RNA isolation is a ubiquitous need, driven by current emphasis on microarrays and miniaturization. With commercial systems requiring 100,000 to 1,000,000 cells for successful isolation, there is a growing need for a small-footprint, easy-to-use device that can harvest nucleic acids from much smaller cell samples (1,000 to 10,000 cells). The process of extraction of RNA from cell cultures is a complex, multi-step one, and requires timed, asynchronous operations with multiple reagents/buffers. An added complexity is the fragility of RNA (subject to degradation) and its reactivity to surface. A novel, microfluidics-based, integrated cartridge has been developed that can fully automate the complex process of RNA isolation (lyse, capture, and elute RNA) from small cell culture samples. On-cartridge cell lysis is achieved using either reagents or high-strength electric fields made possible by the miniaturized format. Traditionally, silica-based, porous-membrane formats have been used for RNA capture, requiring slow perfusion for effective capture. In this design, high efficiency capture/elution are achieved using a microsphere-based "microfluidized" format. Electrokinetic phenomena are harnessed to actively mix microspheres with the cell lysate and capture/elution buffer, providing important advantages in extraction efficiency, processing time, and operational flexibility.

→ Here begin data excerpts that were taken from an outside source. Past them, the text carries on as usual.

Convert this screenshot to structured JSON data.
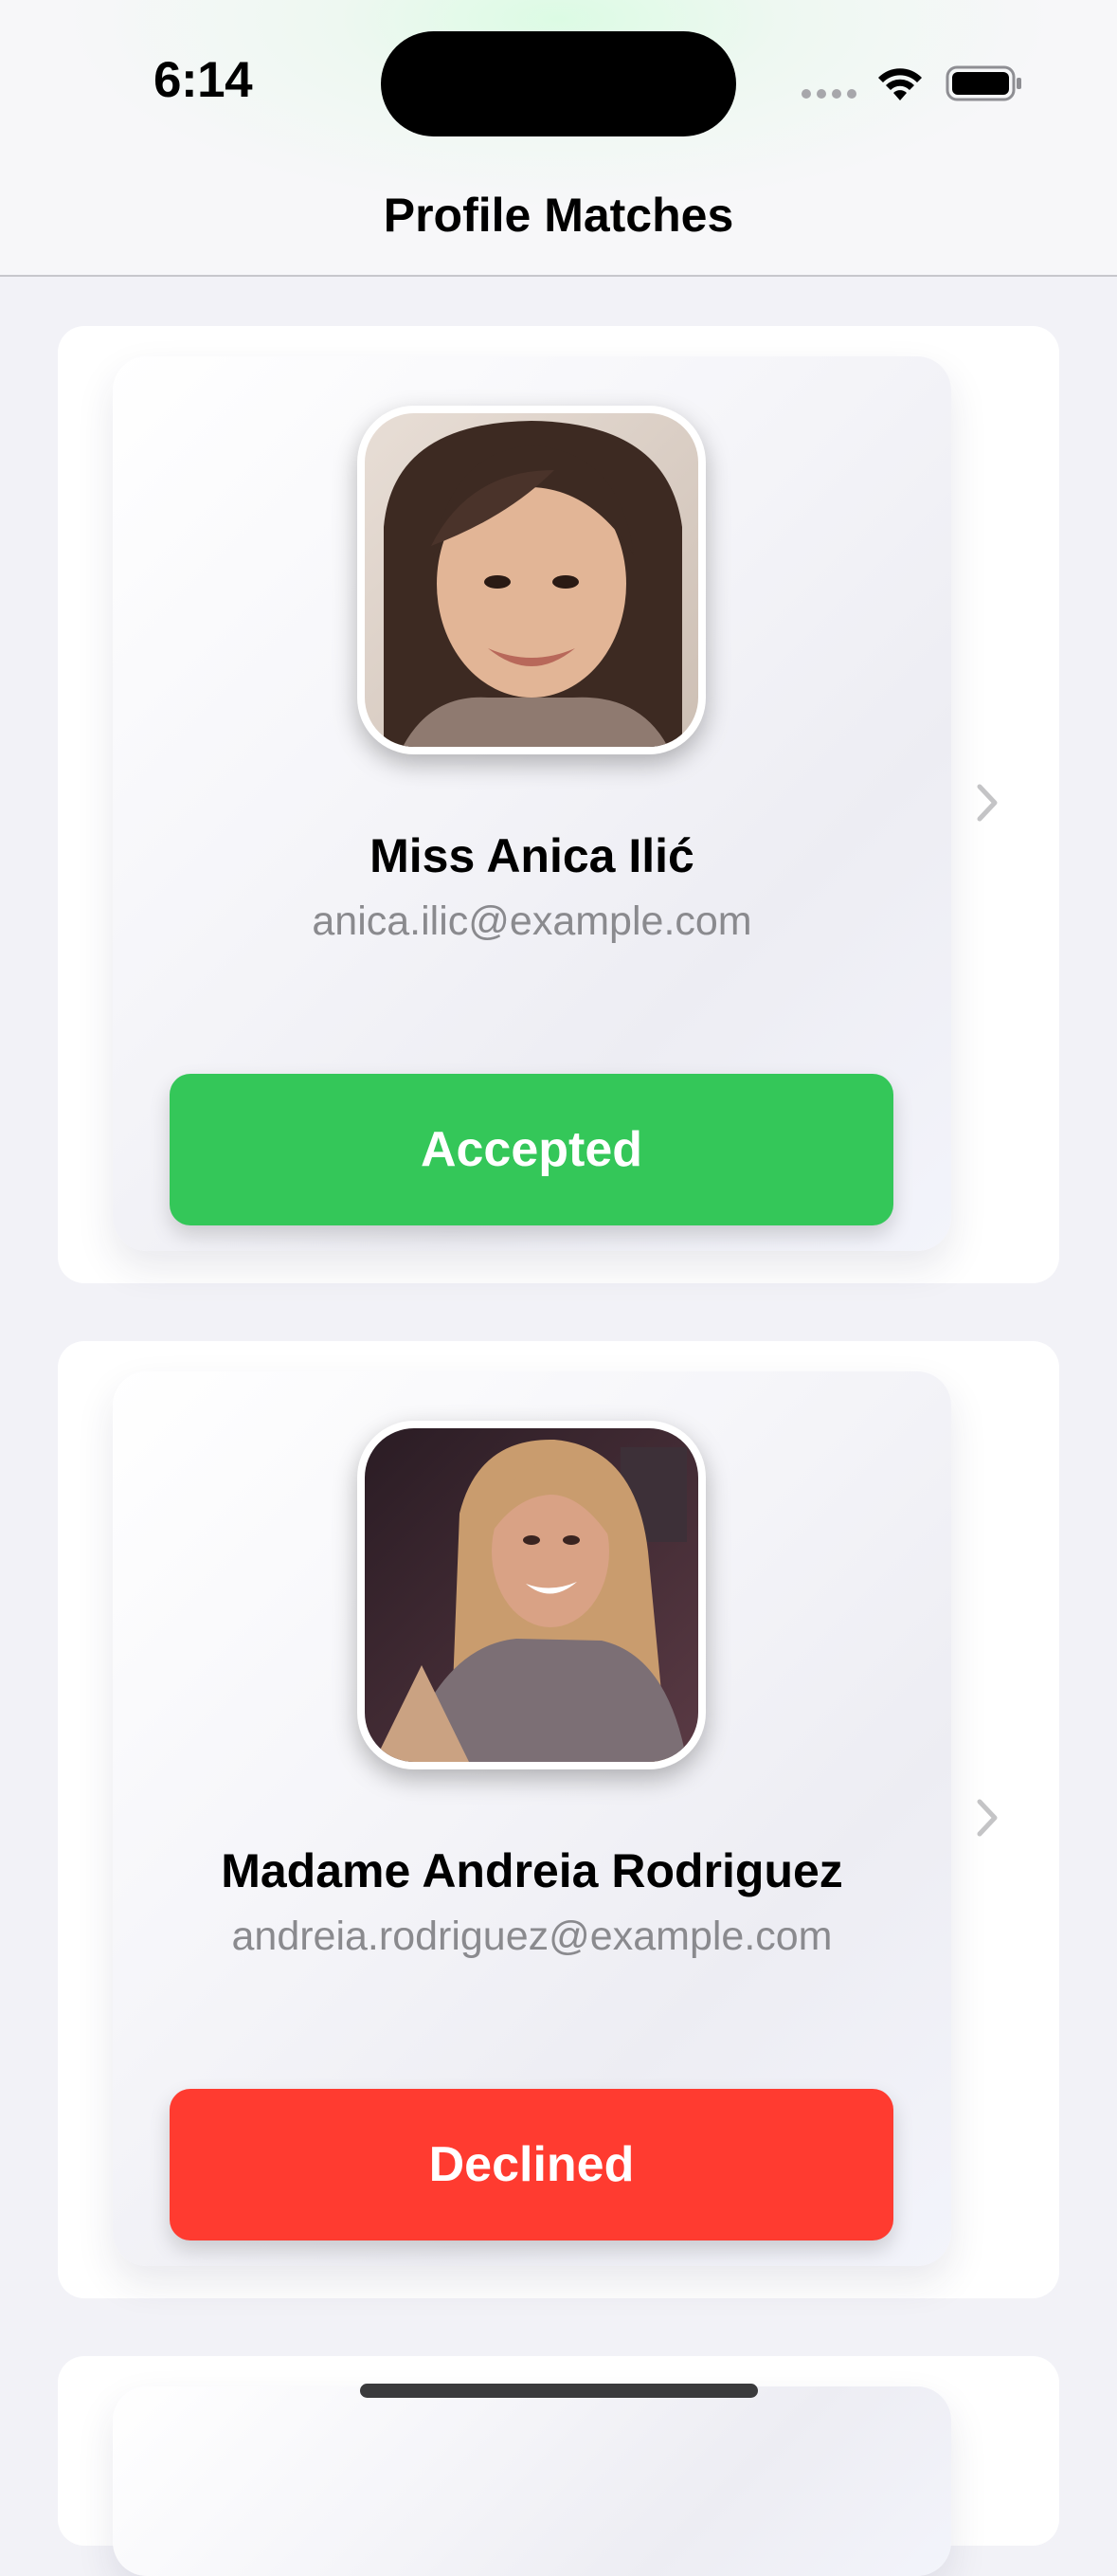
{
  "status_bar": {
    "time": "6:14"
  },
  "nav": {
    "title": "Profile Matches"
  },
  "matches": [
    {
      "name": "Miss Anica Ilić",
      "email": "anica.ilic@example.com",
      "status": "Accepted",
      "status_color": "#34c759"
    },
    {
      "name": "Madame Andreia Rodriguez",
      "email": "andreia.rodriguez@example.com",
      "status": "Declined",
      "status_color": "#ff3b30"
    }
  ],
  "icons": {
    "wifi": "wifi-icon",
    "battery": "battery-icon",
    "chevron": "chevron-right-icon"
  },
  "colors": {
    "accepted": "#34c759",
    "declined": "#ff3b30",
    "background": "#f2f2f7"
  }
}
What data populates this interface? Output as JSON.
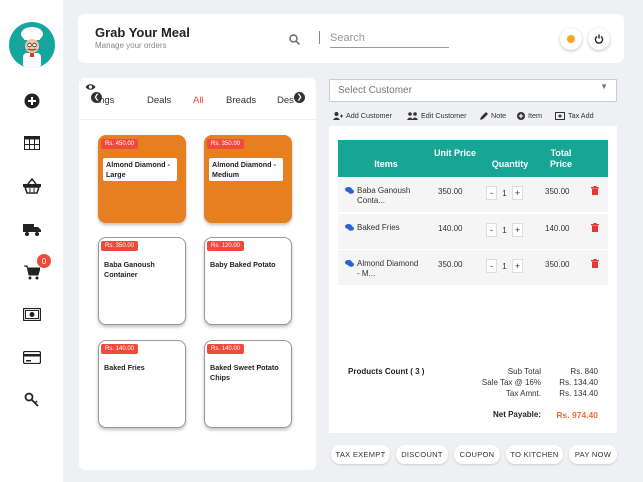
{
  "header": {
    "title": "Grab Your Meal",
    "subtitle": "Manage your orders",
    "search_placeholder": "Search",
    "status_color": "#f5a623"
  },
  "sidebar": {
    "cart_badge": "0",
    "items": [
      "add-icon",
      "table-grid-icon",
      "basket-icon",
      "delivery-truck-icon",
      "cart-icon",
      "cash-icon",
      "card-icon",
      "key-icon"
    ]
  },
  "categories": {
    "tabs": [
      "ings",
      "Deals",
      "All",
      "Breads",
      "Des"
    ],
    "active": "All"
  },
  "products": [
    {
      "price": "Rs. 450.00",
      "name": "Almond Diamond - Large",
      "selected": true
    },
    {
      "price": "Rs. 350.00",
      "name": "Almond Diamond - Medium",
      "selected": true
    },
    {
      "price": "Rs. 350.00",
      "name": "Baba Ganoush Container",
      "selected": false
    },
    {
      "price": "Rs. 120.00",
      "name": "Baby Baked Potato",
      "selected": false
    },
    {
      "price": "Rs. 140.00",
      "name": "Baked Fries",
      "selected": false
    },
    {
      "price": "Rs. 140.00",
      "name": "Baked Sweet Potato Chips",
      "selected": false
    }
  ],
  "customer": {
    "placeholder": "Select Customer"
  },
  "actions": {
    "add_customer": "Add Customer",
    "edit_customer": "Edit Customer",
    "note": "Note",
    "item": "Item",
    "tax_add": "Tax Add"
  },
  "order": {
    "headers": {
      "items": "Items",
      "unit_price": "Unit Price",
      "quantity": "Quantity",
      "total_price": "Total Price"
    },
    "rows": [
      {
        "name": "Baba Ganoush Conta...",
        "unit": "350.00",
        "qty": "1",
        "total": "350.00"
      },
      {
        "name": "Baked Fries",
        "unit": "140.00",
        "qty": "1",
        "total": "140.00"
      },
      {
        "name": "Almond Diamond - M...",
        "unit": "350.00",
        "qty": "1",
        "total": "350.00"
      }
    ],
    "products_count": "Products Count ( 3 )",
    "sub_total_label": "Sub Total",
    "sub_total": "Rs. 840",
    "sale_tax_label": "Sale Tax @ 16%",
    "sale_tax": "Rs. 134.40",
    "tax_amnt_label": "Tax Amnt.",
    "tax_amnt": "Rs. 134.40",
    "net_payable_label": "Net Payable:",
    "net_payable": "Rs. 974.40"
  },
  "buttons": {
    "tax_exempt": "TAX EXEMPT",
    "discount": "DISCOUNT",
    "coupon": "COUPON",
    "to_kitchen": "TO KITCHEN",
    "pay_now": "PAY NOW"
  },
  "colors": {
    "accent_teal": "#17a596",
    "orange": "#e67e22",
    "red": "#f04a3a"
  }
}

Successful RNA isolation was demonstrated using both suspension (HL-60) and adherent (BHK-21) cells. Novel features associated with this development are twofold. First, novel designs that execute needed processes with improved speed and efficiency were developed. These primarily encompass electric-field-driven lysis of cells. The configurations include electrode-containing constructs, or an "electrode-less" chip design, which is easy to fabricate and mitigates fouling at the electrode surface; and the "fluidized" extraction format based on electrokinetically assisted mixing and contacting of microbeads in a shape-optimized chamber. A secondary proprietary feature is in the particular layout integrating these components to perform the desired operation of RNA isolation. Apart from a novel functional capability, advantages of the innovation include reduced or eliminated use of toxic reagents, and operator-independent extraction of RNA.